The Effectiveness of LowEr maintenanCe dose of TicagRelor early After myocardial infarction (ELECTRA) pilot study is a phase III, single-centre, randomized, open-label, pharmacokinetic/pharmacodynamic trial. The study population will include 50 patients with AMI treated with percutaneous coronary intervention. At Day 30 post-AMI, all trial participants will be randomly assigned in 1:1 ratio to receive either reduced (60 mg b.i.d.) or standard (90 mg b.i.d.) maintenance ticagrelor dose until Day 45 post-AMI. Platelet function testing in each patient will be performed using up to two different methods (the VASP assay and multiple electrode aggregometry). Pharmacokinetics of ticagrelor and its active metabolite (AR-C124910XX) will be assessed by liquid chromatography mass spectrometry.
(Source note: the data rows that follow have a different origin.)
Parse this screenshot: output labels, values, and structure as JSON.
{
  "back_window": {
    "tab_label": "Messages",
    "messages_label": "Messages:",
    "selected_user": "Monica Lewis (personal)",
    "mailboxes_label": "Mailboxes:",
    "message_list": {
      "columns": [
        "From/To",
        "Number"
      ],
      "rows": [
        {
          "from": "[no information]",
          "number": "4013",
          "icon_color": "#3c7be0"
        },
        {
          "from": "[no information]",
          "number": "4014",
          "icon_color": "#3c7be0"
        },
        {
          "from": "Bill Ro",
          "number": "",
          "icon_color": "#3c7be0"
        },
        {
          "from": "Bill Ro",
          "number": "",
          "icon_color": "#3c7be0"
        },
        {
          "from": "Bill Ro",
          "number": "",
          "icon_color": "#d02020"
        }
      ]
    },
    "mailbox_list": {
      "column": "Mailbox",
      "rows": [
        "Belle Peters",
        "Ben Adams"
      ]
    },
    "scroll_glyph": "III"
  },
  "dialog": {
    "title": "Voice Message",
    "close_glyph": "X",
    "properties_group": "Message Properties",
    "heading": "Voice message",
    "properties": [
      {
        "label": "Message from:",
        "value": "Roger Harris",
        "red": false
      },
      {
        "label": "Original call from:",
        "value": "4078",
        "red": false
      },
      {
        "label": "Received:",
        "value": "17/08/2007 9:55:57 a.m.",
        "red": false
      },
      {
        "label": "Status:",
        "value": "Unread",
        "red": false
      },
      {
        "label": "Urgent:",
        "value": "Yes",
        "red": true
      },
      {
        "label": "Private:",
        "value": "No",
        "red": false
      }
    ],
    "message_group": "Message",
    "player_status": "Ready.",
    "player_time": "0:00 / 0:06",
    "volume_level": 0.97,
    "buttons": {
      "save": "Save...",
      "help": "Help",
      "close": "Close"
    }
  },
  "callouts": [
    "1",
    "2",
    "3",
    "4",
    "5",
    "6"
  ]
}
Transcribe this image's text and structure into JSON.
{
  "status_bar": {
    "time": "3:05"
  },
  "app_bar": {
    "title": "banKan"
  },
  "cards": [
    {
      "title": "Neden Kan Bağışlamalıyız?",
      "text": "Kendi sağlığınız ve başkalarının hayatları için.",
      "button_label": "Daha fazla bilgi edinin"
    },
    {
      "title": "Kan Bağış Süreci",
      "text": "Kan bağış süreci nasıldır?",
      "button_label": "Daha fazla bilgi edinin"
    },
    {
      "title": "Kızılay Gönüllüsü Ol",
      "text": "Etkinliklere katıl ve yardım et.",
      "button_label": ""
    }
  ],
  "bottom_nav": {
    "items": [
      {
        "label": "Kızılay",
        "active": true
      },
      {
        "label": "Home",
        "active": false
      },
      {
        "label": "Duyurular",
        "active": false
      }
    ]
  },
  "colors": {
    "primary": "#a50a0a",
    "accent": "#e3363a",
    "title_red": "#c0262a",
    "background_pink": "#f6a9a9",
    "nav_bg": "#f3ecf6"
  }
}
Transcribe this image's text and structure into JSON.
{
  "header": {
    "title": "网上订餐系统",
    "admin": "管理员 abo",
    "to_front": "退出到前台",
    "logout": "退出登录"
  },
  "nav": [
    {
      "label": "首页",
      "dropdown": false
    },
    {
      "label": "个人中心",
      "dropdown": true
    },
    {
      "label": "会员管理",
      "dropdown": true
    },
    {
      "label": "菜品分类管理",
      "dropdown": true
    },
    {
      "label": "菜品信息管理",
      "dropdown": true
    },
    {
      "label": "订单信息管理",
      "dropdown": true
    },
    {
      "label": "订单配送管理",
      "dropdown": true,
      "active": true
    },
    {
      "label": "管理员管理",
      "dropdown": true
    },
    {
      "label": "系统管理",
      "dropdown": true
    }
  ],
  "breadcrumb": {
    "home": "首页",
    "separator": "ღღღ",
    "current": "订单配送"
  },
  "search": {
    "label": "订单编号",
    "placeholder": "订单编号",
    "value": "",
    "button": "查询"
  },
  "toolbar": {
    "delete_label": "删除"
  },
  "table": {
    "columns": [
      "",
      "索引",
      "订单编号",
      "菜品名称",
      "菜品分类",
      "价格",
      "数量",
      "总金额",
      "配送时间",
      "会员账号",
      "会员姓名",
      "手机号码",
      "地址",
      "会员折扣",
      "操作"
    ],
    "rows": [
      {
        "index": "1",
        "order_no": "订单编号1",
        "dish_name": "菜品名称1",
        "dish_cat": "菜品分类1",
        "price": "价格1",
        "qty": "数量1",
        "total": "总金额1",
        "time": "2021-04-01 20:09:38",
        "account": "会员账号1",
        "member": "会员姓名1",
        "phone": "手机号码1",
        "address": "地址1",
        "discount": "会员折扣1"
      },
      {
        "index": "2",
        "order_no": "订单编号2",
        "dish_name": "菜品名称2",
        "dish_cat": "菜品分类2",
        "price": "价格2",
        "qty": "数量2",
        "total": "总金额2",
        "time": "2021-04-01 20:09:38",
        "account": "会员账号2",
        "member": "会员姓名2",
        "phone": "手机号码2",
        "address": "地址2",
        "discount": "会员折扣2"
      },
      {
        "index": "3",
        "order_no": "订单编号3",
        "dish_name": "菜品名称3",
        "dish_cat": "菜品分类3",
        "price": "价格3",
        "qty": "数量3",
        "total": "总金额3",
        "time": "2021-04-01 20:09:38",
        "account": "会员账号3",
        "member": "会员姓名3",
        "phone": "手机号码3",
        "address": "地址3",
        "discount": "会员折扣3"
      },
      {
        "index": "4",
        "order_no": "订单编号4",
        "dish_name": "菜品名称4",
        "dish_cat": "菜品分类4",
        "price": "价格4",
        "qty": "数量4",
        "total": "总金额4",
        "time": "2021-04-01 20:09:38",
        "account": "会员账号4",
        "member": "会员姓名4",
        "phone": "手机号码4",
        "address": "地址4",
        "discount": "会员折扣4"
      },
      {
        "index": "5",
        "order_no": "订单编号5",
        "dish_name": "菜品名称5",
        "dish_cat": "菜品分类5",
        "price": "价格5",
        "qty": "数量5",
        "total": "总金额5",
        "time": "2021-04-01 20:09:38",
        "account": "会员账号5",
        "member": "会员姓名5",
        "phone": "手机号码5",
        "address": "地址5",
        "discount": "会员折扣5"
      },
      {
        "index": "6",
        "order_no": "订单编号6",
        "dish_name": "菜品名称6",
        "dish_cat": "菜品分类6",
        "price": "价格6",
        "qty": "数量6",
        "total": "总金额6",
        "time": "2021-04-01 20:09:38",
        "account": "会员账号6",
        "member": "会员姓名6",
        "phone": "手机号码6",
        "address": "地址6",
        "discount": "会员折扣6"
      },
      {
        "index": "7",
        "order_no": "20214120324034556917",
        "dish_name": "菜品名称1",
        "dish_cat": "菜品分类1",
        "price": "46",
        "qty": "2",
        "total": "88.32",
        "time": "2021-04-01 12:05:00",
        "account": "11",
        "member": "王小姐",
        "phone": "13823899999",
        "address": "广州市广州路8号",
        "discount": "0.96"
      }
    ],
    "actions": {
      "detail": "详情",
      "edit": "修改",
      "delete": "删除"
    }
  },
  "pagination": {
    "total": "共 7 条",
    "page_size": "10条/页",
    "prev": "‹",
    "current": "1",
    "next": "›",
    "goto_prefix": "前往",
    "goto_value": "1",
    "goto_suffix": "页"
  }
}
A de-escalation strategy with reduced dose of ticagrelor (60 mg b.i.d.) following an initial standard dose (90 mg b.i.d.) during the first month after AMI may provide equally effective platelet inhibition as compared to maintenance with the standard ticagrelor dose.
CLINICALTRIALS. GOV IDENTIFIER: NCT03251859.
在急性心肌梗死(AMI)后的急性期和随后的稳定期,替格瑞洛的血小板抑制程度和时间进程可能会有所不同。AMI 各个阶段的最佳血小板抑制水平仍是一个悬而未决的问题。本研究旨在比较两种替格瑞洛维持剂量方案(60mg,每日两次[bid]与 90mg,每日两次[bid])在初始替格瑞洛 90mg,每日两次治疗方案后,AMI 后第一个月内稳定患者中的抗血小板疗效。
低维持剂量替格瑞洛在心肌梗死后早期(ELECTRA)的有效性 pilot 研究是一项 III 期、单中心、随机、开放性、药代动力学/药效学试验。研究人群将包括 50 例接受经皮冠状动脉介入治疗的 AMI 患者。在 AMI 后 30 天,所有试验参与者将以 1:1 的比例随机分为接受降低(60mg,每日两次)或标准(90mg,每日两次)替格瑞洛维持剂量组,直至 AMI 后 45 天。每位患者的血小板功能检测将使用多达两种不同的方法(VASP 测定和多电极聚集测定)进行。替格瑞洛及其活性代谢物(AR-C124910XX)的药代动力学将通过液相色谱-质谱法进行评估。
与初始标准剂量(90mg,每日两次)相比,AMI 后第一个月内初始标准剂量(90mg,每日两次)后降低剂量(60mg,每日两次)的替格瑞洛递减策略可能提供同样有效的血小板抑制作用。
临床试验。gov 标识符:NCT03251859。